Episode Report Card Jacob Clifton: A+ | 4 USERS: A+ YOU GRADE IT There's Beauty In The Breakdown
By Jacob Clifton | Season 4 | Episode 4 | Aired on 04.25.2008
In a hurry? Read the recaplet for a nutshell description! Finished? Click here to close.Wow. Um. Fourth home run in a row, mapping the weird S&M current running through this show onto religious absolution, and there's this whole part with Raptor 289 exploding again, and ... I'm kind of speechless right now, actually, so let's just do a roll call, I guess.
No news on Boomer or Natalie, but we live in hope. President Roslin is totally awesome again, between her relationship with Adama going deeper and further than ever before, sexy new hairdo, and balls-out reevaluation of the Baltar situation. Adama is not doing well with her illness, but is changing just as fast as everybody else.
Chief gets fired and tossed off Galactica by the Admiral himself after pretty much losing his entire mind in front of everybody like six times. The funeral also causes Tory and Tigh to go majorly nuts in different ways: the former trying desperately to turn into a superhero/robot as quickly as possible and the latter by, well ...
Tigh's shit just got complex. He and Chief both start projecting like crazy, whether out of human guilt or lack of experience with their Cylon abilities, and Tigh spends most of the episode confusing Caprica Six with poor dead Ellen. Things end with a particularly brutal -- yet sweetly intentioned -- fistfight, in the middle of which Caprica realizes actually what she needs to do is make out with him. And this is the least weird thing that happens in the whole episode. It's awesome.
Meanwhile, Baltar's cult gets hit by a fundamentalist group, so Chip Six puts Gaius through one wringer after the other: causing him to throw a huge hissy in the middle of a service to the Gods, get thrown in the brig, and finally physically picking him up and hurling him at the Marines in such a freaky, miraculous way that like even Lee is starting to wonder if Gaius isn't onto something. Then Gaius gives one of the most beautiful speeches about religion I've ever heard, cementing Tory's cult status and pretty much giving Six the best birthday ever.
Oh.
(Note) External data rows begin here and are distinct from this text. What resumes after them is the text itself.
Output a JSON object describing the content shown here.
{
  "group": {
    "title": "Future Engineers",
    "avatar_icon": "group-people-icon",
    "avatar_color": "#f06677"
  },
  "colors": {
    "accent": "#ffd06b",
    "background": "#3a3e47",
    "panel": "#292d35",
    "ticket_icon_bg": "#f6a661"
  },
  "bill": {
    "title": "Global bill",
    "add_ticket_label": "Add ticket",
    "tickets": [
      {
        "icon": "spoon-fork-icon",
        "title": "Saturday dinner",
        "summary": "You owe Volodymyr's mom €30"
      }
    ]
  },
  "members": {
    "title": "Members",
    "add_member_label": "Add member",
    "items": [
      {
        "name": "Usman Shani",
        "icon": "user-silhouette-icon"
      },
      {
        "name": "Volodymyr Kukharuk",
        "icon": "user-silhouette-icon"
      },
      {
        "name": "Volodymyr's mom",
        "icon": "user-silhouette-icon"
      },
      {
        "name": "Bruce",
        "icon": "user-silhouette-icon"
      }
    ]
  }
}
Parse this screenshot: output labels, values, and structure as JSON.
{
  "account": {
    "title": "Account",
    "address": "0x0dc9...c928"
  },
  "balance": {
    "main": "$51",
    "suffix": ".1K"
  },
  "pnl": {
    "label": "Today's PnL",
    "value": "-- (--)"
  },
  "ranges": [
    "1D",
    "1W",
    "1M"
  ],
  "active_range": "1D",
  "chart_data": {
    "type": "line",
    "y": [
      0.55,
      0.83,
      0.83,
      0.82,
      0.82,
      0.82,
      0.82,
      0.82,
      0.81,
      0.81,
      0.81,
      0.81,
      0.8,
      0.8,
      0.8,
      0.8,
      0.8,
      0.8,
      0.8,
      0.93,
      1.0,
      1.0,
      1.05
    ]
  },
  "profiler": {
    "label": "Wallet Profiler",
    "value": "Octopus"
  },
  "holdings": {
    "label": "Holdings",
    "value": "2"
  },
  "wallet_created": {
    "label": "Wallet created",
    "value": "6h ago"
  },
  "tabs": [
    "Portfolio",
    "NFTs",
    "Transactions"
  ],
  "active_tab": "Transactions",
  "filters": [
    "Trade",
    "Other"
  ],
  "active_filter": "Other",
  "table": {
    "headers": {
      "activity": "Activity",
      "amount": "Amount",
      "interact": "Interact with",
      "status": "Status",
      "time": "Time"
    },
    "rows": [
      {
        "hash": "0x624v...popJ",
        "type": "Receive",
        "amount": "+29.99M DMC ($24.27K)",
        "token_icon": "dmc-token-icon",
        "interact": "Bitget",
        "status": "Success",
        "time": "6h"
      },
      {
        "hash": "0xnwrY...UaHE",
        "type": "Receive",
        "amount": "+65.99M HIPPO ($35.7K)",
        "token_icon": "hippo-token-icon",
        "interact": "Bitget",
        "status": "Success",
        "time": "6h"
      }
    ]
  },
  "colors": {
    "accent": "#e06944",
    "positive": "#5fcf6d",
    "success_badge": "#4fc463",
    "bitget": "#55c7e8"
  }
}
And Sam's about this close to coming out of the chrome closet with Kara.
Want more? The full recap starts right below!WILL IT BLOOM THIS YEAR?
(Guilt and Grief become confused; two Men seek absolution in Negation.)
Persephone stands on an altar, holding her pomegranate, holding service for the dead, bearing witness to Galen Tyrol's lament.
"I couldn't keep you safe from harm, my love, but I kept you in my heart."
Artemis holding her bow, Zeus holding his lightning, his phoenix, his Battlestar insignia, his Cylon Raider.
"You were the breath in my lungs, the blood in my veins, the light in my eye, and now that breath is gone."
Saul thinks of Ellen, the service she never received. Enemy of the state, collaborator, futile victim of the Circle and a battle still waging in his heart, behind his eye.
"That blood and the light are gone."
Tory and Lee are there, the President and Admiral next to them. This is a state ceremony, as befits the wife of the man who keeps every engine running, the heart of the Galactica. He doesn't wear a uniform, except for the grease on his face and the dirt under his fingernails, but today he is clean, and beautiful.
"Now I am left, a voice. And the Lords of Kobol, as many and as varied as mortal men, must bend down and lean low to hear that voice and hear my lament."
He steps away, after silence, and the Gods lean down.
"With all our thoughts and love, Calandra Henderson Tyrol, we send your spirit into the universe," says the priestess. "So say we all." And Persephone hears, as the mourners say amen, and weeps for the end of a world.
Laura leans into Bill, whispering. "I liked that service." He responds casually, lightly. "It's not for me, I'll tell you that." She smiles. "I know. But I want you to know what I like." As lovers do, sharing likes and dislikes. As widowers do, planning last rites. She won't meet his eyes, because she knows what they're saying: you've just put me at that altar beside him, mourning a cabin in the wilderness that never was allowed to be built. You've just made this funeral real.
We mourn alone. That particular numbness, that animal need to do it, as quietly as praying in a closet. Mourning is hard because everybody looks at you, and inside themselves you see them fighting: how much is caring, how much theatre. Human psychology is based on projection: You look into their eyes to see if they are hurting in the same places and for the same reasons you are. They never are. We mourn alone, funerals are for everybody else. Adama murmurs nothing words at Galen, Tory complains quietly to Laura. "Why do they have to do these things at dawn?" They're always like this, those two. Laura doesn't even worry about it; the mysteries of mystery. "It's all right. They do because they have to."